[scikit-learn] Random Forest max_features and boostrap construction parameters interpretation

Mon Jun 5 13:54:57 EDT 2017

Howdy

When doing bootstrapping, n samples are selected from the dataset WITH
replacement, where n is the number of samples in the dataset. This leads to
situations where some samples have a weight > 1 and others have a weight of
0. This is done separately for each tree.

When selecting the number of features, this should be considered more like
`max_informative_features.` Essentially, if a tree considers splitting a
feature that is constant, that won't count against the `max_features`
threshold that is set. This helps guard against situations where many
uninformative trees are built because the dataset is full of uninformative
features.
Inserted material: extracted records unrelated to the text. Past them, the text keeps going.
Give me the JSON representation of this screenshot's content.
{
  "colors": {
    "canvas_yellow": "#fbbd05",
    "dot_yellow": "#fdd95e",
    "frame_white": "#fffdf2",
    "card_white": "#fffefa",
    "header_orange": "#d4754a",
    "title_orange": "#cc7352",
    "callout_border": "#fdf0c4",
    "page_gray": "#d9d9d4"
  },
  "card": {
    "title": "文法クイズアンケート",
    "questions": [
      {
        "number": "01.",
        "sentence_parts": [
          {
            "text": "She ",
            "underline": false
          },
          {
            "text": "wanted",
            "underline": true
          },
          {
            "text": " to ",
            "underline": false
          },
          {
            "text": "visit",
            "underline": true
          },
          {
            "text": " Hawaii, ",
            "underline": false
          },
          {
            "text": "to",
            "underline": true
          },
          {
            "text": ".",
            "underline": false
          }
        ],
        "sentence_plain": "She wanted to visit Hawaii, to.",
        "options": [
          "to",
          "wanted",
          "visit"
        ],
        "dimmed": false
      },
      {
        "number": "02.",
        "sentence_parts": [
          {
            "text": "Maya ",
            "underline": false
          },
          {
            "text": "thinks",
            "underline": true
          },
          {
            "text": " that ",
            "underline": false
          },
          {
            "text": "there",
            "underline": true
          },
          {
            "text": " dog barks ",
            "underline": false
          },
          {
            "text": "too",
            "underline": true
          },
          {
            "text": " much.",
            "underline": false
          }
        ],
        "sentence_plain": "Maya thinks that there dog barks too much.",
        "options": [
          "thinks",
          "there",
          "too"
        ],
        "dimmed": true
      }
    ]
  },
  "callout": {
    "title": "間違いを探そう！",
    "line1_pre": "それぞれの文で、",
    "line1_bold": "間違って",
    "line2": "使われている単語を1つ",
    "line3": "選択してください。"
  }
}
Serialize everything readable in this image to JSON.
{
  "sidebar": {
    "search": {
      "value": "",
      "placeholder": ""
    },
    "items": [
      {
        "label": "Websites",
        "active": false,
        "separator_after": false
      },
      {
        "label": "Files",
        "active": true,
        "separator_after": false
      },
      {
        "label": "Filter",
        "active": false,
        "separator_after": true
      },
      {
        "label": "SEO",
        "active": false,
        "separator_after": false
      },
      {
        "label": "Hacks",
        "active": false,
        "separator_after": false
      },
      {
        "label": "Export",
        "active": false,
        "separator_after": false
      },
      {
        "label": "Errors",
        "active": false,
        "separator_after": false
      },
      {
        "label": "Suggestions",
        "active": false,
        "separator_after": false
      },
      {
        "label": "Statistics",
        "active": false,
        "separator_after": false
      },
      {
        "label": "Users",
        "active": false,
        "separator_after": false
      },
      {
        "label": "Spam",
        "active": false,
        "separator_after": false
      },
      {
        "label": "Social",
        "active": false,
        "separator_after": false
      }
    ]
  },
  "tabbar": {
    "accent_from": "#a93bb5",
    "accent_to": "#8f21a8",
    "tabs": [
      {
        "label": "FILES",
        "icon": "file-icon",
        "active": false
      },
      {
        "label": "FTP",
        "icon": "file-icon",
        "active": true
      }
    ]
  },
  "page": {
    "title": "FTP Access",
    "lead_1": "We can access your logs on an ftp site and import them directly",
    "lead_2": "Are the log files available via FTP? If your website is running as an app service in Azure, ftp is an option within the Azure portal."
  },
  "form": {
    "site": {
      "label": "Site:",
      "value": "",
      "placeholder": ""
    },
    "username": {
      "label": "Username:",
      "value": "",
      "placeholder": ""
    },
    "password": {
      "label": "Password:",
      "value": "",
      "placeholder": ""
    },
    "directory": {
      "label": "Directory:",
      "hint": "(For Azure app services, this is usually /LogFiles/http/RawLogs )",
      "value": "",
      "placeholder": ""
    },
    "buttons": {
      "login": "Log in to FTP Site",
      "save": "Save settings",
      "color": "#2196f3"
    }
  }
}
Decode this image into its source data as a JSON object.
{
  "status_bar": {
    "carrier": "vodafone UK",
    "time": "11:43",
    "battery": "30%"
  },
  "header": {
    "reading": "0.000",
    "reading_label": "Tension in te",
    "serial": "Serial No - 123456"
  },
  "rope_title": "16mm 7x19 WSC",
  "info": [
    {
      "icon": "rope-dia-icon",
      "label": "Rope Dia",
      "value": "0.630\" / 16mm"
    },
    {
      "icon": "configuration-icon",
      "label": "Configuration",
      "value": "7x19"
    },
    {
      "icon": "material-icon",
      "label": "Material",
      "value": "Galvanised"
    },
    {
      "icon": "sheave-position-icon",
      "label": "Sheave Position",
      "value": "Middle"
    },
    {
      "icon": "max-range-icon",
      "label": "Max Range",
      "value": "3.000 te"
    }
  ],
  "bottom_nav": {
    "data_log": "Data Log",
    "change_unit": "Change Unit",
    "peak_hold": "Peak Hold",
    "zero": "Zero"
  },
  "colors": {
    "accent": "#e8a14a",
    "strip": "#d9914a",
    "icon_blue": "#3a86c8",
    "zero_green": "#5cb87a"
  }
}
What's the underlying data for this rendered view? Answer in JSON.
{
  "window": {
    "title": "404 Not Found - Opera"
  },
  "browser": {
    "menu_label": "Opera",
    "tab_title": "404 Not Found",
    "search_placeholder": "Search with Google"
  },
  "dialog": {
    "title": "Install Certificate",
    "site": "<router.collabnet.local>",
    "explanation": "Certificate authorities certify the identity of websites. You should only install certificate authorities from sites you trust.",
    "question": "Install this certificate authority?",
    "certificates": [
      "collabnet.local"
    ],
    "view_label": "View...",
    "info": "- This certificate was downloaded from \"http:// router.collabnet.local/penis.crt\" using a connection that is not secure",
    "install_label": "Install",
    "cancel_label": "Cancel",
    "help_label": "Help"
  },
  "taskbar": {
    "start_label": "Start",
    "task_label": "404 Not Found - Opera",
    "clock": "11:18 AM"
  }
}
You can see this in the code here: (
https://github.com/scikit-learn/scikit-learn/blob/14031f65d144e3966113d3daec836e443c6d7a5b/sklearn/tree/_splitter.pyx#L361).
This is done on a -per split basis-, meaning that a tree can have more than
`max_features` number of features considered.

In your example, it is not that there would be at most 20 splits in a tree,
it is that at each split only 20 informative features would be considered.
You can split on a feature multiple times (consider the example where you
have one features and x < 0 is class 0, 0 <= x <= 10 is class 1, and x > 10
is class 0 again).

Let me know if you have any other questions!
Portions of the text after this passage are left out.